With individual health insurance premiums averaging about $393 per month in the U.S., many people may be left wondering if affordable health insurance plans exist.
“The unfortunate reality today is that there’s so much jargon, complexity, and misunderstanding in the health insurance world. It’s become just like shopping for a car. Spend the hours necessary to understand what you’re getting for what you’re paying.” Health care expert, Shelby George says.
One health plan from a well-known insurer promises lower premiums – but warns its clients that they may need to file their claims and even have to negotiate the charges for some procedures. that consumers may need to file their own claims and negotiate over charges from hospitals and doctors.
Another does away with annual deductibles – but requires policyholders to pay extra money if they need certain surgeries and procedures.
Both are among the latest efforts in a seemingly endless quest by employers, consumers and insurers for an elusive goal: less expensive coverage.
Premiums for many of these plans, which are sold outside the exchanges set up under Affordable Care Act, tend to be 15 to 30% lower than conventional offerings, but they put a larger burden on consumers to be savvy shoppers. The offerings tap into a common underlying frustration.
Short-term policies offer limited benefits compared with policies on the Affordable Care Act health insurance marketplaces offered by each state. They don’t include maternity care, substance abuse, and mental health, and can charge more at the outset for people with pre-existing conditions. But, on the whole, they cost less than comprehensive policies without a subsidy. A 35-year-old could purchase a short-term policy with a $5.000 deductible and $500,000 in total available benefits for about $100 a month.
Unfortunately, not everyone is eligible for the ACA health care plans and, in consequence, people are turning to some other ways to pay their medical expenses. Those experiments include short-term policies or alternatives like Christian-sharing ministries – which are not insurance at all, but rather cooperatives through which members pay one another’s bills.

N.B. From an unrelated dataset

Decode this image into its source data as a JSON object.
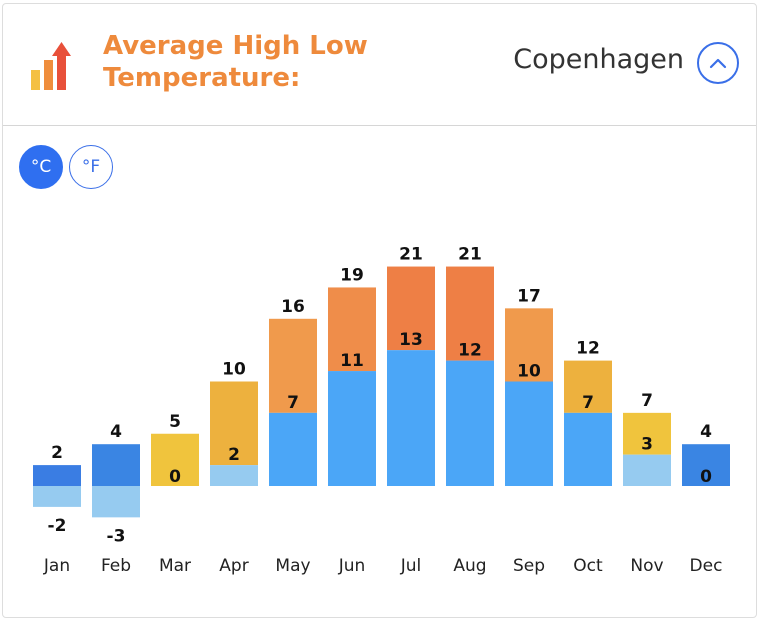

Now some insurers, such as Blue Cross Blue Shield of North Carolina and a Minnesota startup called Bind Benefits, which is partnering with UnitedHealth Group, are coming up with their own with some offers of their own.
Insurers say the two new types of plans meet the ACA’s rules, although they interpret those rules in new ways. For example, the new policies avoid the federal law’s rule limiting consumers’ to an annual in-network limit on certain costs right out of the pocket.
One policy manages that by having no network, with patients being free to find providers on their own. And the other skirts the issue by calling additional charges “premiums.” Under ACA rules, premiums don’t count toward the maximum direct payment costs.